Tribunal Administratif d'Orléans — Décision N° TA45-2400007

mercredi 14 février 2024

JuridictionTribunal Administratif d'Orléans
SectionTribunal Administratif d'Orléans
N° DossierTA45-2400007
TypeDécision
RecoursExcès de pouvoir
FormationURGENCES -JUGE UNIQUE
Avocat requérantESNAULT-BENMOUSSA

Texte intégral

Vu la procédure suivante :

Par une requête, enregistrée le 2 janvier 2024, M. B A, représenté par Me Sabah Esnault-Benmoussa, demande au tribunal :

1) d'annuler l'arrêté du 20 novembre 2023 du préfet d'Indre-et-Loire rejetant sa demande de titre de séjour, l'obligeant à quitter le territoire français dans le délai de trente jours et fixant le pays de destination de sa reconduite ;

2) d'enjoindre au préfet d'Indre-et-Loire de lui délivrer une carte de séjour temporaire sous astreinte de 100 euros par jour de retard à compter du délai de quinze jours suivant la notification du jugement à intervenir ou, à défaut, de réexaminer sa situation dans le délai de quinze jours suivant la notification du jugement à intervenir et sous astreinte de 150 euros par jour de retard.

Il soutient que :

- l'obligation de quitter le territoire n'est pas suffisamment motivée et elle est entachée d'erreur manifeste d'appréciation ;

- la décision fixant le pays de renvoi n'est pas suffisamment motivée et méconnaît l'article L. 721-4 du code de l'entrée et du séjour des étrangers et du droit d'asile et l'article 3 de la convention européenne de sauvegarde des droits de l'homme et des libertés fondamentales et son annulation doit entraîner celle de l'obligation de quitter le territoire.

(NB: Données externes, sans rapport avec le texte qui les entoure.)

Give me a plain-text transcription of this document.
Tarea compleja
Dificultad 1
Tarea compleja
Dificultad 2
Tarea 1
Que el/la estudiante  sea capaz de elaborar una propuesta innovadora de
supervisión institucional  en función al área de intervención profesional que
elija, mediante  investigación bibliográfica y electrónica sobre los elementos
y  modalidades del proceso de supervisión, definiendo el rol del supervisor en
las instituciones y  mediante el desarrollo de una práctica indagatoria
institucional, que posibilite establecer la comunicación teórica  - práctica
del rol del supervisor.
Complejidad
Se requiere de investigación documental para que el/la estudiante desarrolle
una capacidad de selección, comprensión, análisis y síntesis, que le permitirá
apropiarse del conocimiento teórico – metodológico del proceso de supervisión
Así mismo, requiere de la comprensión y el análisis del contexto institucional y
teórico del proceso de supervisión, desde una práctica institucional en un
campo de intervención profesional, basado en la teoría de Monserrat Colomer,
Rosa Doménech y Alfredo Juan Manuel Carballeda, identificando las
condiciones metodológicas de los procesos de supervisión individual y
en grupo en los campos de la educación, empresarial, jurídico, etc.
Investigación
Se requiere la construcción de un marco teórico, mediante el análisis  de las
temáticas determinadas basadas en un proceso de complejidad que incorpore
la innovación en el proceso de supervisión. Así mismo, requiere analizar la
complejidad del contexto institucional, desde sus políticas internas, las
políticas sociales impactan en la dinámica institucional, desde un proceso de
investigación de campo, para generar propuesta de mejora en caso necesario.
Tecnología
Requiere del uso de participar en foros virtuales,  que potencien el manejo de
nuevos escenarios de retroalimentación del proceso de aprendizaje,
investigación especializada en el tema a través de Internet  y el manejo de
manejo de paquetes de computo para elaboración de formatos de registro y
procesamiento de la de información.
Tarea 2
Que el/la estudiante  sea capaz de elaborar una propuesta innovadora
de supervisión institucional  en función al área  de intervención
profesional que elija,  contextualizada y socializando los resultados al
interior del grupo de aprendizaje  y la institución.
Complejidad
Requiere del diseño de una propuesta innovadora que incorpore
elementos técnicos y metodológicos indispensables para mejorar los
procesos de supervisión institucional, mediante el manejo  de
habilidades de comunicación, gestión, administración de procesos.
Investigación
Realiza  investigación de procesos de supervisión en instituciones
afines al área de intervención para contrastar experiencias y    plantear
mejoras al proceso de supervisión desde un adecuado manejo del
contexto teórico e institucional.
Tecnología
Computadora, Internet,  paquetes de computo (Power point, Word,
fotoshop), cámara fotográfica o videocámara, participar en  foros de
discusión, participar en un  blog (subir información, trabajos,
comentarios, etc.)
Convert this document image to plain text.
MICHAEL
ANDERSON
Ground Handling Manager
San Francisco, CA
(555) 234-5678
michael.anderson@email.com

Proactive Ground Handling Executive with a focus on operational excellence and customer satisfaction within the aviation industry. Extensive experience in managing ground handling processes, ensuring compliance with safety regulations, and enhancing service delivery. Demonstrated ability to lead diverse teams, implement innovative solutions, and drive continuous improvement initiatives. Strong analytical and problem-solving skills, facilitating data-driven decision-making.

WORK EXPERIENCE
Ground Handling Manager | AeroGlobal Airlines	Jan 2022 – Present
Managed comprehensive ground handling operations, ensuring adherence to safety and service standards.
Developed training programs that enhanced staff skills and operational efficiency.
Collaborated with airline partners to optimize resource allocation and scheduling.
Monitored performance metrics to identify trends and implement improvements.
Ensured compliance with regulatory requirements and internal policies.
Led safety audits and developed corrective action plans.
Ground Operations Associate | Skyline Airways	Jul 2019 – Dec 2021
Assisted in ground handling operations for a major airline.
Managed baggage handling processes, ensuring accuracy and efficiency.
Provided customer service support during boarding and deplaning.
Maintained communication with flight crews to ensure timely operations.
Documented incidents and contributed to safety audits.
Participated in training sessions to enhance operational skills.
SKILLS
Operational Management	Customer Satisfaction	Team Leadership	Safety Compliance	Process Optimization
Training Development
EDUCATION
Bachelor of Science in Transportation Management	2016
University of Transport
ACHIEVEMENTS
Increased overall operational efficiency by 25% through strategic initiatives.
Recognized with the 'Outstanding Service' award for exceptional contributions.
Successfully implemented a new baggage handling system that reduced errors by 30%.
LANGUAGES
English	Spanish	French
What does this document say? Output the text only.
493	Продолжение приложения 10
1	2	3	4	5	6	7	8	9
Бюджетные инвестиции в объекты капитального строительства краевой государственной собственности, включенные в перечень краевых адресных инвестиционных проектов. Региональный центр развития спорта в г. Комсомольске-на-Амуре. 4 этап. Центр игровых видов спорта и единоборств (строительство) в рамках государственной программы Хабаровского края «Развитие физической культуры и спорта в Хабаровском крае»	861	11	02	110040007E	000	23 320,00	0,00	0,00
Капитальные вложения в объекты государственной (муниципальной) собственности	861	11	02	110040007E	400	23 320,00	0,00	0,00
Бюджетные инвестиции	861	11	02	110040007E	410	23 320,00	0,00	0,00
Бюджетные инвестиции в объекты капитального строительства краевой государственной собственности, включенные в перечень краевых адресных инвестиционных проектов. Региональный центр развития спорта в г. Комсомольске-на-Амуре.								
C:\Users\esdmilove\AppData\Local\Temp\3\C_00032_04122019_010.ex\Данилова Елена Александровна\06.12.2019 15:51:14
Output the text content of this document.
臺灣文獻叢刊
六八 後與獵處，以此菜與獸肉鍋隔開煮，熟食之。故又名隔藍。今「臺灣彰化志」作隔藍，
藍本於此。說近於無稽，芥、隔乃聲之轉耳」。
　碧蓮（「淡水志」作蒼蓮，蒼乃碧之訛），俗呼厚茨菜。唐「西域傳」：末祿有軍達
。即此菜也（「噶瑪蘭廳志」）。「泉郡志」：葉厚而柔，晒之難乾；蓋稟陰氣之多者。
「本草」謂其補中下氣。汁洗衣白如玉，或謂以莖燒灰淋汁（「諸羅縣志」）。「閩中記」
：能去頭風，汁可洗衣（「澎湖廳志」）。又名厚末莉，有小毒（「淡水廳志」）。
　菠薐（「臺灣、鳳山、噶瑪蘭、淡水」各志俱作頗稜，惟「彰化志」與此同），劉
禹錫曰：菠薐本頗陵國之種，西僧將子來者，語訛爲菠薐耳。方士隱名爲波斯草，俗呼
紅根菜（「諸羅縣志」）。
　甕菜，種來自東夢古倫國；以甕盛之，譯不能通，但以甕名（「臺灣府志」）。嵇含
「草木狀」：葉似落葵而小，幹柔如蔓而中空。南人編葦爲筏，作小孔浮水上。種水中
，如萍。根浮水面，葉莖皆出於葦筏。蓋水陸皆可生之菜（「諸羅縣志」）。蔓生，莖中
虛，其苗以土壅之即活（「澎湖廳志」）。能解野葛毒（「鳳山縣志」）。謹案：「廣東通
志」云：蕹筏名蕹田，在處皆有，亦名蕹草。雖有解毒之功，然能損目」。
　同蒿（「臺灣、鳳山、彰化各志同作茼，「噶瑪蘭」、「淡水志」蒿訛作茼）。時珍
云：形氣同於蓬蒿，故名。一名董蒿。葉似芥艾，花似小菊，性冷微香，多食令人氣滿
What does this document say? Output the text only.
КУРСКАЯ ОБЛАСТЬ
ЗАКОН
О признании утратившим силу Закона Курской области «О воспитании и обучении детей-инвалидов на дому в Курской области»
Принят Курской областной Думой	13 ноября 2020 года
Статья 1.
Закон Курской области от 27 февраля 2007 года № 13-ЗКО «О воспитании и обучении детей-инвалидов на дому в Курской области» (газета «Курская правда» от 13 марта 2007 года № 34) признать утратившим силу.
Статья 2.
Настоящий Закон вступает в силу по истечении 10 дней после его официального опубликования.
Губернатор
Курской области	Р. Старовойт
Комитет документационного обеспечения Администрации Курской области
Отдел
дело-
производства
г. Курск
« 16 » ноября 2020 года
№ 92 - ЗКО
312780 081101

Par un mémoire en défense, enregistré le 16 janvier 2024, le préfet d'Indre-et-Loire conclut au rejet de la requête.

Il soutient que les moyens du requérant ne sont pas fondés.

Vu les autres pièces du dossier.

Vu :

- la convention européenne de sauvegarde des droits de l'homme et des libertés fondamentales ;

- le code de l'entrée et du séjour des étrangers et du droit d'asile ;

- le code des relations entre le public et l'administration ;

- la loi n° 91-647 du 10 juillet 1991 modifiée relative à l'aide juridique ;

- le décret n° 91-1266 du 19 décembre 1991 modifié portant application de la loi n° 91-647 du 10 juillet 1991 relative à l'aide juridique ;

- le code de justice administrative.

Le président du tribunal a désigné M. Delandre en application de l'article L. 614-5 du code de l'entrée et du séjour des étrangers et du droit d'asile.

Les parties ont été régulièrement averties du jour de l'audience.

Le rapport de M. Delandre, magistrat désigné, a été entendu au cours de l'audience publique.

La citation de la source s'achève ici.